Although the 2010s have been seeing a massive influx of new, immensely talented electronic producers. Indeed many (if not most) of the most notable and innovative electronic releases over the past few years have come from the new-school, but certain veterans have shown no signs of slowing.

In 2013, legendary Scottish duo Boards of Canada dropped an impeccable return to form with the ethereal and otherworldly “Tomorrow’s Harvest”. The following year, the one and only Aphex Twin released the most competent comeback album anyone could’ve asked for with the seminal “Syro”. And then over the next couple of years, fellow Warp Record denizens Autechre took it upon themselves to follow suit in a big way.

In 2015, without much press or even public acknowledgement, Autechre slyly released a massive collection of recent live shows. Over the course of nine discs (5 of which were released initially, with the remaining 4 dropping seemingly out of nowhere), the Manchester-based duo were documented in various cities performing almost entirely new material, some of which indicated a call-back to the foundational ambient techno of their 90s albums, but the majority of which suggested that these absolute titans of electronic innovation were not even close to finished innovating; Autechre wasn’t just challenging the status quo of electronic music; this is to be expected from them at this point. Autechre was challenging itself.

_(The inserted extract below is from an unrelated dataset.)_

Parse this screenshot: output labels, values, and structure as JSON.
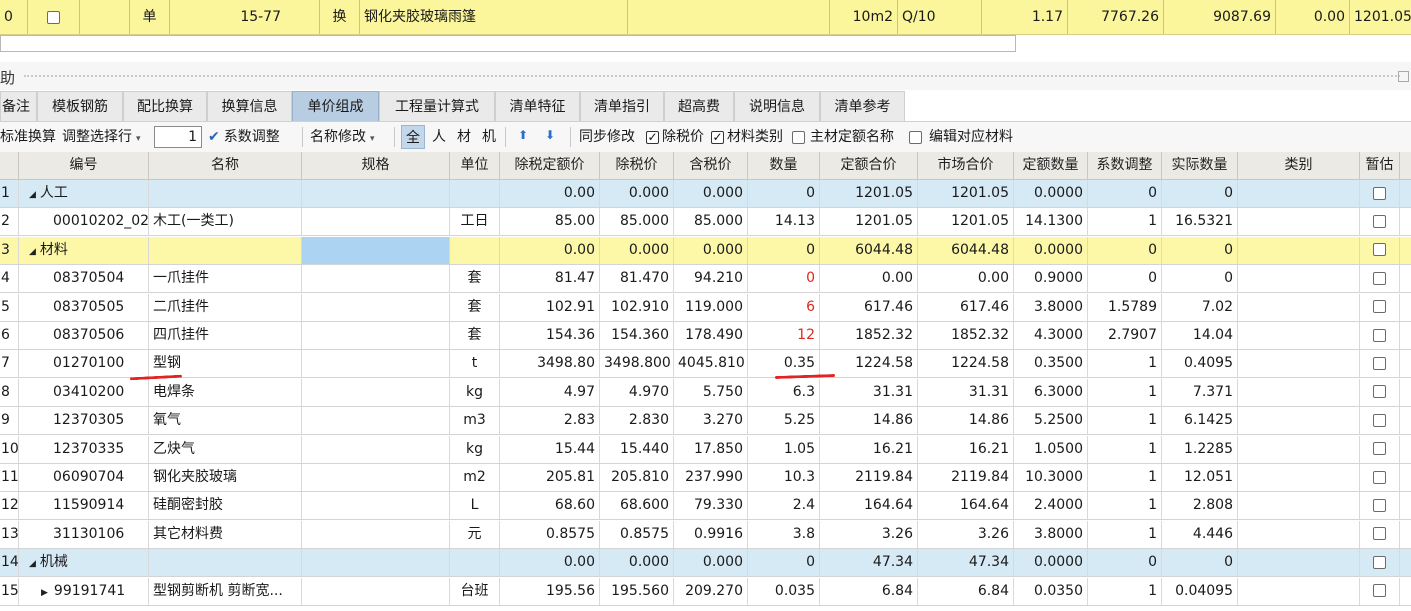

The year 2016 ultimately saw these ambitions realized in the studio with the five disc “Elseq” collection, whose massive 4+ hour runtime presented the entire gamut of Autechre’s stylistic capabilities (and then some), from the intricate melodicism associated with their earlier work straight into the relentlessly kaleidoscopic and increasingly abstract tinkering we saw defining their live work from the previous year. “Elseq 1-5”, is not an ideal starting place for a newcomer to Autechre’s unique sonic universe, and indeed given the sheer amount of auditory territory it covers (not to mention its sizable length), it could even prove daunting to a seasoned listener. The rewards for perseverance, however, are immense.

While Autechre has never been entirely content within the relatively narrow confines of ambient and acid techno that lie at their source, this might be the furthest they’ve ever journeyed from those origins. They’re not just eschewing conventional techno structure, but intermittently injecting heavy elements of noise music and power electronics until any given beat-based track explodes into divine structureless oblivion.

While certainly not the most immediately accessible, “Elseq 1-5” is without a doubt among the best releases of an immensely strong year, electronic or otherwise. Though given the history of the duo who released it, this should come as no surprise.